When using options idmap backend = idmap_ad and winbind nss info = sfu and a user is member of a group that doesn't have SFU attributes defined on AD, getent passwd user fail completelly. Only when all the groups a user is a member of have SFU attributes defined is that getent passwd user works. For example: on AD userA is member of groups "Domain Users" and "GroupUnixA". If both groups has SFU attributes defined, everything works ok. But if, for example, group "Domain Users" doesn't have SFU attributes defined but GroupUnixA has, getent passwd userA will fail and will return no information or errors. I think that on this scenario, it should return at least the information of GroupUnixA, ignoring the group Domain Users.
(In reply to comment #0) > When using options idmap backend = idmap_ad and winbind nss info = sfu and a > user is member of a group that doesn't have SFU attributes defined on AD, > getent passwd user fail completelly.

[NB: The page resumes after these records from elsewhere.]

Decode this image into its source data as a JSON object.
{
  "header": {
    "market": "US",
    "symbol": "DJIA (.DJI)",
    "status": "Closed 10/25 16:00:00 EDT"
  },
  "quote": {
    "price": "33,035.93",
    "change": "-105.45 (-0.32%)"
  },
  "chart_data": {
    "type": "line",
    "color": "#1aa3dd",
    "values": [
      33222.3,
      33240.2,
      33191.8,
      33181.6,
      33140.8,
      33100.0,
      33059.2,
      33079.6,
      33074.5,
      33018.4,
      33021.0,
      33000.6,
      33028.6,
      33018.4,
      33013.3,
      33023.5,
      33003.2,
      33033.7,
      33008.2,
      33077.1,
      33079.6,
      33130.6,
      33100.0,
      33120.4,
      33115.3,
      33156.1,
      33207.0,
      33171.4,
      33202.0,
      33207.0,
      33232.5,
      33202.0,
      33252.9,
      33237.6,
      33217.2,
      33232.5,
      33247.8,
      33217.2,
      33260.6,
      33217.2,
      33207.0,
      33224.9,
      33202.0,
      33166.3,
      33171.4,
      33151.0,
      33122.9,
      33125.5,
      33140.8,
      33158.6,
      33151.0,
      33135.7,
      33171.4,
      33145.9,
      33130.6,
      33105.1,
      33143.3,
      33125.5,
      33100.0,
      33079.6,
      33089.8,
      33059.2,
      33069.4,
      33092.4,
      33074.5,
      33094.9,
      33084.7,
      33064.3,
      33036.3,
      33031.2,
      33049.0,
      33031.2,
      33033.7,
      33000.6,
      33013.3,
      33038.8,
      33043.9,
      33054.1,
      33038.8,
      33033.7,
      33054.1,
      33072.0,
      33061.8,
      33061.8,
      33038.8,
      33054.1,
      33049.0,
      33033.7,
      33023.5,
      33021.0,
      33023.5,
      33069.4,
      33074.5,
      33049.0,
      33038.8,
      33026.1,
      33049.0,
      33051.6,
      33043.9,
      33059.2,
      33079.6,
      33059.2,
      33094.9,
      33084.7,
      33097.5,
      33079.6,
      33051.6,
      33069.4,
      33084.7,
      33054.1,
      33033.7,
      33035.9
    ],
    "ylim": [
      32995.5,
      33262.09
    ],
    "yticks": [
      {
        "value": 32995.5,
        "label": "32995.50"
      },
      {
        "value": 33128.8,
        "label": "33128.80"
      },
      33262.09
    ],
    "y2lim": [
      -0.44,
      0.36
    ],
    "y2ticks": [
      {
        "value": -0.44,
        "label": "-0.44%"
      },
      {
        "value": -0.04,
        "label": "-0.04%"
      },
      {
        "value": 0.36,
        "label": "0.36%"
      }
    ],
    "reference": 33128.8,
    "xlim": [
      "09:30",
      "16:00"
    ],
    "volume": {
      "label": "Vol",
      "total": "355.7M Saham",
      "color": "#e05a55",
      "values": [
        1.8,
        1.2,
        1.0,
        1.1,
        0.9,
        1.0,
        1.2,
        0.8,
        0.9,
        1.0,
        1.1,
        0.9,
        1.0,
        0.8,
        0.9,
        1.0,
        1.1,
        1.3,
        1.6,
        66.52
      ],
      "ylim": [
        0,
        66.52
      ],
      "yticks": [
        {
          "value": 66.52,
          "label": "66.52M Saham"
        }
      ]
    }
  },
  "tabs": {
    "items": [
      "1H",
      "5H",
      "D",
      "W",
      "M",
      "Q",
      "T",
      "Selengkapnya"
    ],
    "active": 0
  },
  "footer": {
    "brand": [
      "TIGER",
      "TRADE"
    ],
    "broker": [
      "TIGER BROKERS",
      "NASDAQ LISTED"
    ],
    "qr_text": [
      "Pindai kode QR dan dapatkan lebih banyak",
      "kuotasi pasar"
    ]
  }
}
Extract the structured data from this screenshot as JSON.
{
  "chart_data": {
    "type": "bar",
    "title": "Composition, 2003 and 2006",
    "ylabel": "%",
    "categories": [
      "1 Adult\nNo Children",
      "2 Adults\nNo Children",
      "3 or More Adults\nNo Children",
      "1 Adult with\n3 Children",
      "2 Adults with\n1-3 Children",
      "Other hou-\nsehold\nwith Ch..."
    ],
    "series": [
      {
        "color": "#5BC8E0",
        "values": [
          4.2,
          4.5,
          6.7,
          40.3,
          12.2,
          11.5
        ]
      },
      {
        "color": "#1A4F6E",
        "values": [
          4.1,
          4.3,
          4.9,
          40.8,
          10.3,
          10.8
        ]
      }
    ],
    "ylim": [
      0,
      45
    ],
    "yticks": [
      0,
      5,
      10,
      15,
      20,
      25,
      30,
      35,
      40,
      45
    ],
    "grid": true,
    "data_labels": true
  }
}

Only when all the groups a user is a > member of have SFU attributes defined is that getent passwd user works. > For example: on AD userA is member of groups "Domain Users" and "GroupUnixA". > If both groups has SFU attributes defined, everything works ok. But if, for > example, group "Domain Users" doesn't have SFU attributes defined but > GroupUnixA has, getent passwd userA will fail and will return no information or > errors. > I think that on this scenario, it should return at least the information of > GroupUnixA, ignoring the group Domain Users. > I saw in bug 3062 that others people are getting this problems too. I think winbindd should work like nss_ldap, where it only maps AD groups that have SFU attributes defined and ignore the ones that doens't have. This behavior would be great because is not allways desirable that all groups a user is member off on AD should be mapped/used on the unix side.
severity should be determined by the developers and not the reporter.
setting as enhancement and version to 4.0. Still needs to be discussed if this is a wanted feature.
the posix group memberships are not being used by winbind intentionally. We use only the windows group memberships. And the uidnumber and gidnumber attributes are required to make those users/groups work. The man page of idmap_ad has been made much more verbose about this some time ago also.